Crystal turned around and threw me a pained look. “Brooklyn is nice. Stop putting her down.”
“I just called her country, is all,” I said in my best Georgia drawl.
Crystal laughed. “Brooklyn is just as cosmopolitan as Manhattan.”
“Hush your mouth!” I said and swatted her on the shoulder. “How dare you insult Manhattan in that way. If that gets back to her, she might not let us back in.”
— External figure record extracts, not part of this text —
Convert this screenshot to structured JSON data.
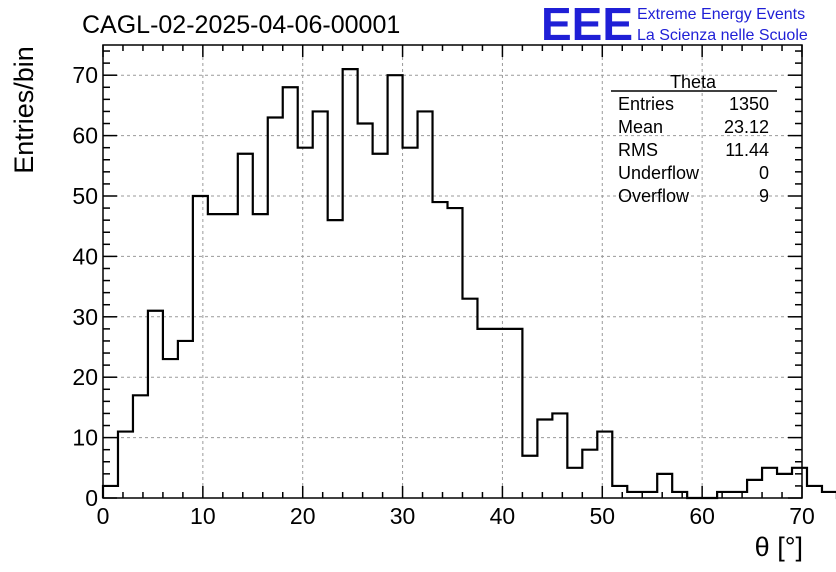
{
  "chart_data": {
    "type": "bar",
    "title": "CAGL-02-2025-04-06-00001",
    "xlabel": "θ [°]",
    "ylabel": "Entries/bin",
    "xlim": [
      0,
      70
    ],
    "ylim": [
      0,
      75
    ],
    "x_ticks": [
      0,
      10,
      20,
      30,
      40,
      50,
      60,
      70
    ],
    "y_ticks": [
      0,
      10,
      20,
      30,
      40,
      50,
      60,
      70
    ],
    "grid": true,
    "bin_width": 1.5,
    "bin_start": 0,
    "values": [
      2,
      11,
      17,
      31,
      23,
      26,
      50,
      47,
      47,
      57,
      47,
      63,
      68,
      58,
      64,
      46,
      71,
      62,
      57,
      70,
      58,
      64,
      49,
      48,
      33,
      28,
      28,
      28,
      7,
      13,
      14,
      5,
      8,
      11,
      2,
      1,
      1,
      4,
      1,
      0,
      0,
      1,
      1,
      3,
      5,
      4,
      5,
      2,
      1,
      0
    ],
    "stats": {
      "title": "Theta",
      "rows": [
        {
          "label": "Entries",
          "value": "1350"
        },
        {
          "label": "Mean",
          "value": "23.12"
        },
        {
          "label": "RMS",
          "value": "11.44"
        },
        {
          "label": "Underflow",
          "value": "0"
        },
        {
          "label": "Overflow",
          "value": "9"
        }
      ]
    }
  },
  "logo": {
    "text": "EEE",
    "line1": "Extreme Energy Events",
    "line2": "La Scienza nelle Scuole",
    "color": "#1f1fd6"
  }
}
We walked along, Crystal always three steps ahead of me. Even though I had my sneakers on and she was in pumps, I still couldn’t keep up. Well, maybe I could have if I’d put out my cigarette and stopped topping off my fried dinners with ice cream.
—
We stood staring up at Noah’s brownstone. It looked almost unlived in. The sidewalk outside the house was littered with debris, and the potted petunias on the stoop and down the steps were all dried up and dead.
Looking at the windows, we saw that all the shutters were closed.
Crystal and I exchanged looks and then climbed the stone steps.
We rang the bell, knocked on the door, and tapped on the parlor-floor window, and still nobody came.
I gave Crystal my “See what I mean?” look, flopped my big ass down on the top step, and lit a cigarette.
“What are you doing?”
“What does it look like I’m doing? I’m smoking a cigarette,” I said and took a long puff.
After a while, Crystal came and sat down beside me.
“Some people just don’t want to be helped,” I said as I tilted my head back and cocked off three smoky circles.
“I guess,” she said, deflated.
“I ain’t coming back here again,” I said matter-of-factly. “You’re on your own next time.”
Crystal just smirked at me.
“C’mon,” I said and hoisted my body up. “Let’s go home.”
Crystal gave the brownstone one last sorrowful look before we descended the steps and started up the street.